Governo ignora críticas e nomeia pastor evangélico para cuidar de índios isolados
Modificado em 05/02/2020, 11:15
O Ministério da Justiça e Segurança Pública nomeou o pastor evangélico Ricardo Lopes Dias para o cargo de coordenador-geral de Índios Isolados e de Recente Contato da Diretoria de Proteção Territorial da Fundação Nacional do Índio (Funai).
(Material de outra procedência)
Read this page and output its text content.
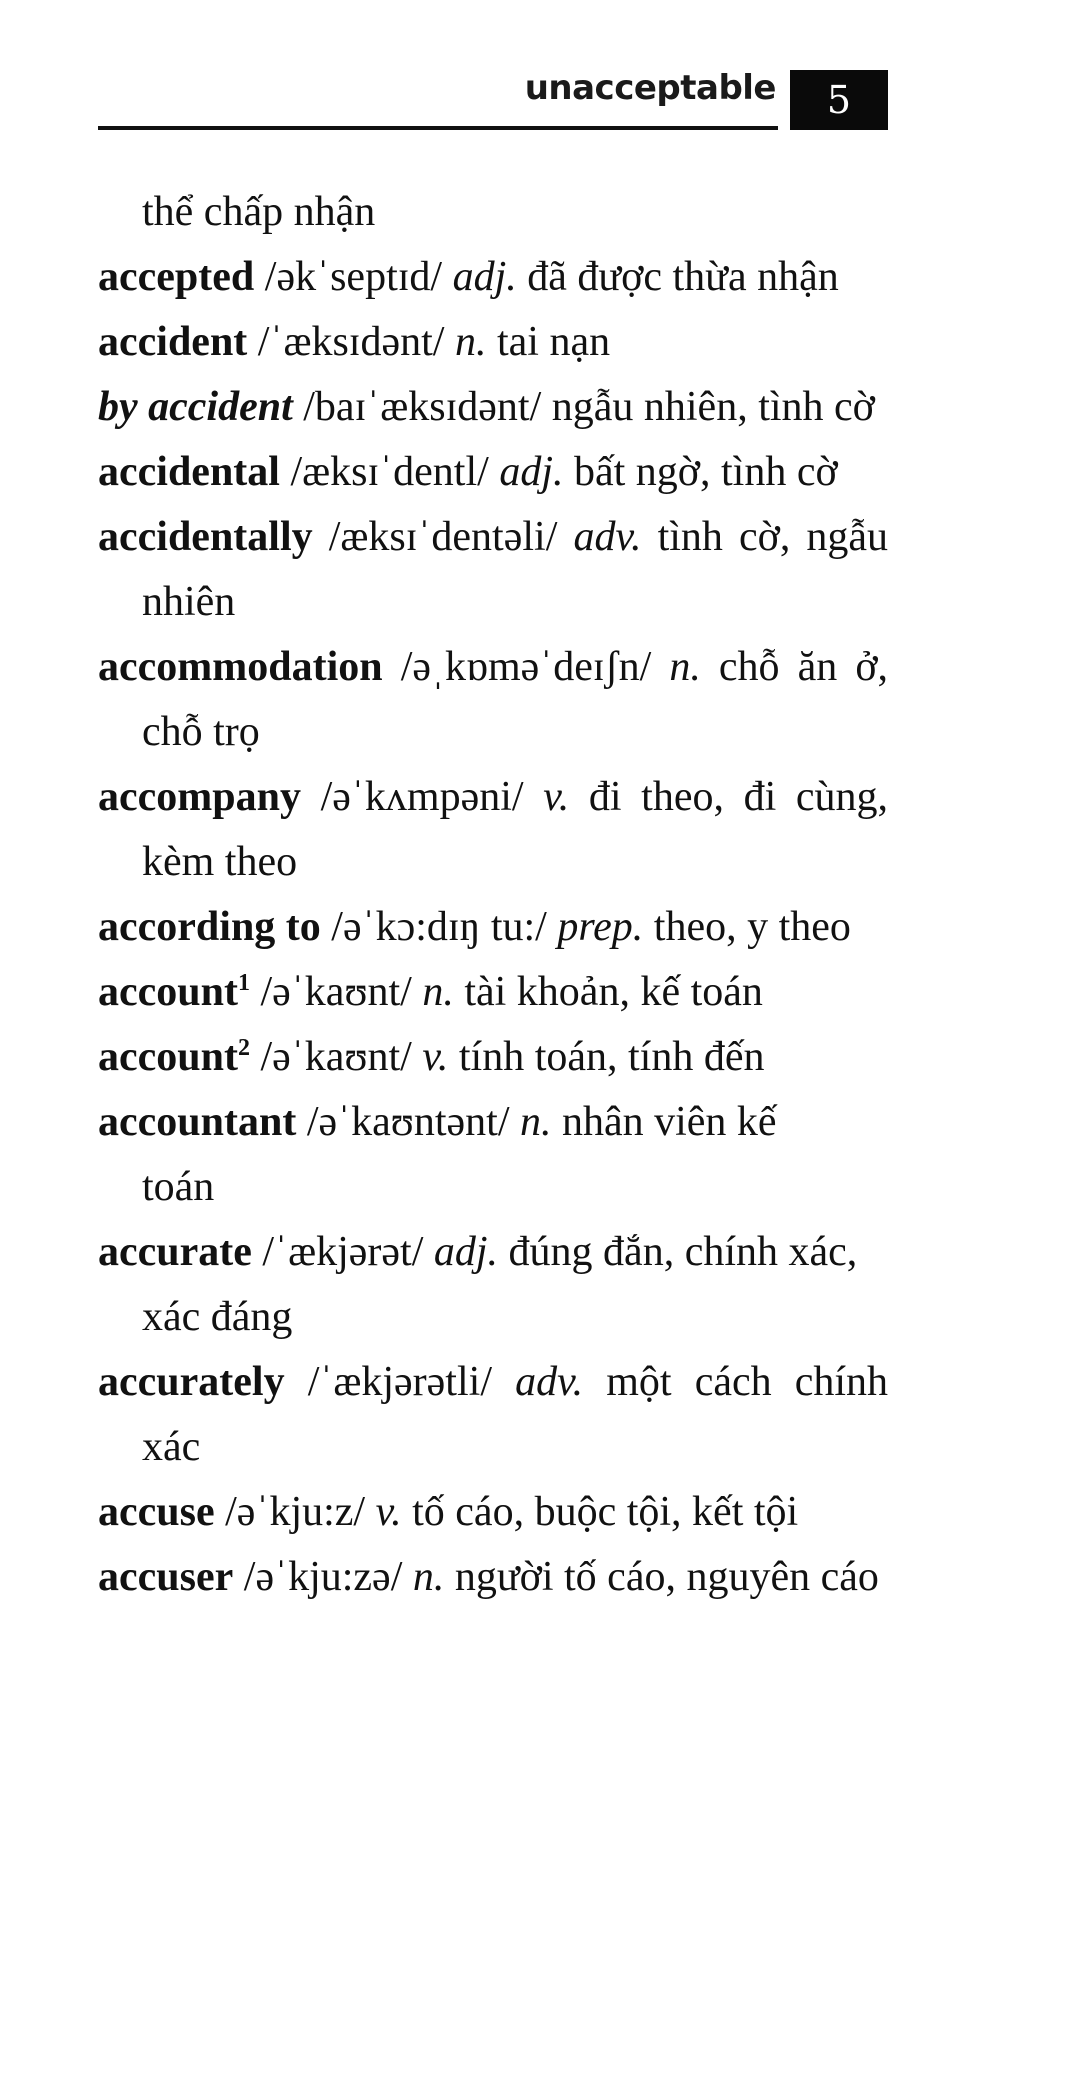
unacceptable	5
thể chấp nhận
accepted /əkˈseptɪd/ adj. đã được thừa nhận
accident /ˈæksɪdənt/ n. tai nạn
by accident /baɪˈæksɪdənt/ ngẫu nhiên, tình cờ
accidental /æksɪˈdentl/ adj. bất ngờ, tình cờ
accidentally /æksɪˈdentəli/ adv. tình cờ, ngẫu nhiên
accommodation /əˌkɒməˈdeɪʃn/ n. chỗ ăn ở, chỗ trọ
accompany /əˈkʌmpəni/ v. đi theo, đi cùng, kèm theo
according to /əˈkɔ:dɪŋ tu:/ prep. theo, y theo
account$^1$ /əˈkaʊnt/ n. tài khoản, kế toán
account$^2$ /əˈkaʊnt/ v. tính toán, tính đến
accountant /əˈkaʊntənt/ n. nhân viên kế toán
accurate /ˈækjərət/ adj. đúng đắn, chính xác, xác đáng
accurately /ˈækjərətli/ adv. một cách chính xác
accuse /əˈkju:z/ v. tố cáo, buộc tội, kết tội
accuser /əˈkju:zə/ n. người tố cáo, nguyên cáo
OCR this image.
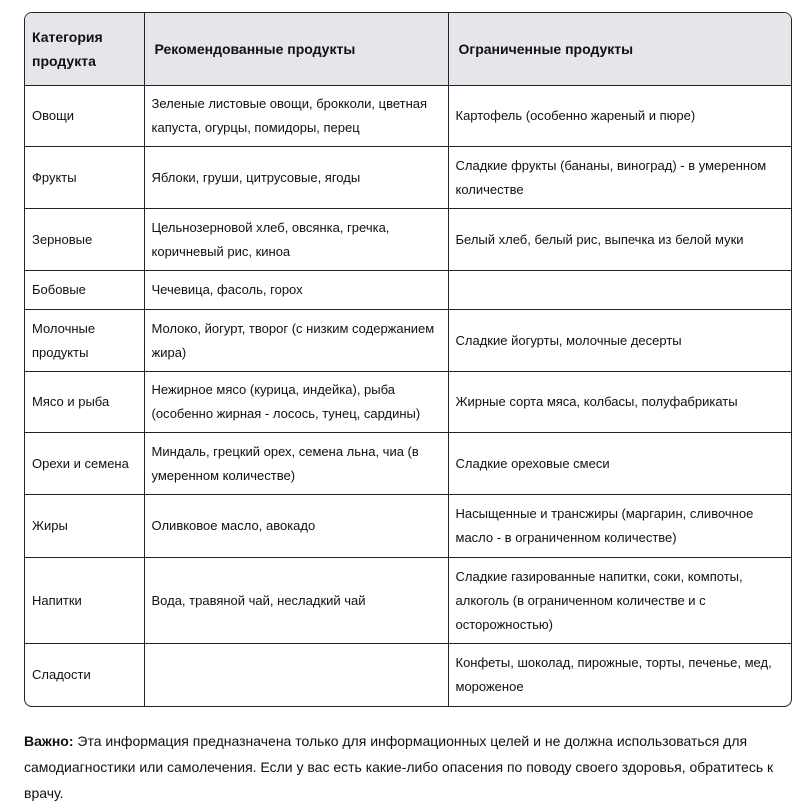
Категория продукта	Рекомендованные продукты	Ограниченные продукты
Овощи	Зеленые листовые овощи, брокколи, цветная капуста, огурцы, помидоры, перец	Картофель (особенно жареный и пюре)
Фрукты	Яблоки, груши, цитрусовые, ягоды	Сладкие фрукты (бананы, виноград) - в умеренном количестве
Зерновые	Цельнозерновой хлеб, овсянка, гречка, коричневый рис, киноа	Белый хлеб, белый рис, выпечка из белой муки
Бобовые	Чечевица, фасоль, горох	
Молочные продукты	Молоко, йогурт, творог (с низким содержанием жира)	Сладкие йогурты, молочные десерты
Мясо и рыба	Нежирное мясо (курица, индейка), рыба (особенно жирная - лосось, тунец, сардины)	Жирные сорта мяса, колбасы, полуфабрикаты
Орехи и семена	Миндаль, грецкий орех, семена льна, чиа (в умеренном количестве)	Сладкие ореховые смеси
Жиры	Оливковое масло, авокадо	Насыщенные и трансжиры (маргарин, сливочное масло - в ограниченном количестве)
Напитки	Вода, травяной чай, несладкий чай	Сладкие газированные напитки, соки, компоты, алкоголь (в ограниченном количестве и с осторожностью)
Сладости		Конфеты, шоколад, пирожные, торты, печенье, мед, мороженое

Важно: Эта информация предназначена только для информационных целей и не должна использоваться для самодиагностики или самолечения. Если у вас есть какие-либо опасения по поводу своего здоровья, обратитесь к врачу.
A nomeação é assinada pelo secretário executivo da pasta, Luiz Pontel de Souza, e está formalizada no Diário Oficial da União (DOU) desta quarta-feira.
Conforme o jornal O Estado de S. Paulo informou na semana passada, a indicação do pastor evangélico e ex-missionário para chefiar a área levou a Coordenação das Organizações Indígenas da Amazônia Brasileira (Coiab), uma das principais ONGs do setor, a divulgar uma nota de repúdio contra sua nomeação.
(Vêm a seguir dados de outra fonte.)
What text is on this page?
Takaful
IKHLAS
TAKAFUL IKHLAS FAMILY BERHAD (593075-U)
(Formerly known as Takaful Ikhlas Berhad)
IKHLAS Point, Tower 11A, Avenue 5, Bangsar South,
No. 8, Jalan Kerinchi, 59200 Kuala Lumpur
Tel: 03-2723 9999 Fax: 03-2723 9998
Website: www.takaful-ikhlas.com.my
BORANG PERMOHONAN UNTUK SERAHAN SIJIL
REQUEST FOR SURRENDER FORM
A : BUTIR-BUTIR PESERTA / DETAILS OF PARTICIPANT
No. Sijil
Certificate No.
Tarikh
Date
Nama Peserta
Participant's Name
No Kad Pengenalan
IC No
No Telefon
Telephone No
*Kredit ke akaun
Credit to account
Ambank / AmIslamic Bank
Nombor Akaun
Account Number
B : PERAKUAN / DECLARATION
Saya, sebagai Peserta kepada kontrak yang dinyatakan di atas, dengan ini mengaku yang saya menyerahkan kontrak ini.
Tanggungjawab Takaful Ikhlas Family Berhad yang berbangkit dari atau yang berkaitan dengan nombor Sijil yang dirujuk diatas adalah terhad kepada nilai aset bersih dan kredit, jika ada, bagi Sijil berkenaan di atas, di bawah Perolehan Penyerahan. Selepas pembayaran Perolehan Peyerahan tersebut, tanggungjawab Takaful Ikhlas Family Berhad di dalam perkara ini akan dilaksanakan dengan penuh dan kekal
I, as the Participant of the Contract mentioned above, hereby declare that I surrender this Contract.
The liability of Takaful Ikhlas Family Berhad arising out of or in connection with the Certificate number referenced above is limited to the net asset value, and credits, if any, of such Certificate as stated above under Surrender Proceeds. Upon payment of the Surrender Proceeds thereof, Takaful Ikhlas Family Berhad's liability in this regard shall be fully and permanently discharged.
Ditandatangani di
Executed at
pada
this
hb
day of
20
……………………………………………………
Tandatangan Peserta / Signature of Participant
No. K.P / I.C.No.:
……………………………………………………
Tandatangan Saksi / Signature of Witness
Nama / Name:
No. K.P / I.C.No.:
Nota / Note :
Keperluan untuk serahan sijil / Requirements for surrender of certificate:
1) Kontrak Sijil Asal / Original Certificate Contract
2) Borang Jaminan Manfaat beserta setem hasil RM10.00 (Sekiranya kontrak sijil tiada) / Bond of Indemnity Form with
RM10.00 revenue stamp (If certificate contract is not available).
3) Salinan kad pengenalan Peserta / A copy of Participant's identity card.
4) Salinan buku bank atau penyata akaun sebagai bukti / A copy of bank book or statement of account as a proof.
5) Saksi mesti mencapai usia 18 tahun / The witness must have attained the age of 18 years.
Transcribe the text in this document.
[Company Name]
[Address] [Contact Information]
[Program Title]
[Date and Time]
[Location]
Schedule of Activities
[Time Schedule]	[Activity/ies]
Na nota, a Coiab argumentou que o País estará sujeito a “crimes de genocídio e etnocídio que serão cometidos contra os nossos parentes isolados e de recente contato caso se concretize a nomeação de uma pessoa ligada às atividades de proselitismo religioso para o setor da Funai que atua com esses nossos parentes”.
A entidade afirma que os indígenas “sofreram historicamente com a atuação de missionários proselitistas – muitos deles da Missão Novas tribos do Brasil (MNTB) – que fizeram contato forçado com nossos avôs e avós”.
Ricardo Lopes Dias já foi ligado MNTB e atuava como missionário, evangelizando índios na região da terra indígena Vale do Javari, no Amazonas, uma das maiores terras indígenas demarcadas do País, com mais de 8 milhões de hectares e que concentra o maior número de registros de povos indígenas isolados em todo o mundo.
Segundo a Coiab, o contato forçado foi feito por meio de mentiras, violência e ameaças de morte. “Em outras investidas de contato para nos evangelizar nos ofereceram presentes para atrair e nos enganar, muitas vezes esses presentes estavam contaminados com doenças, o que levou muitos de nossos parentes à morte”, declara a organização.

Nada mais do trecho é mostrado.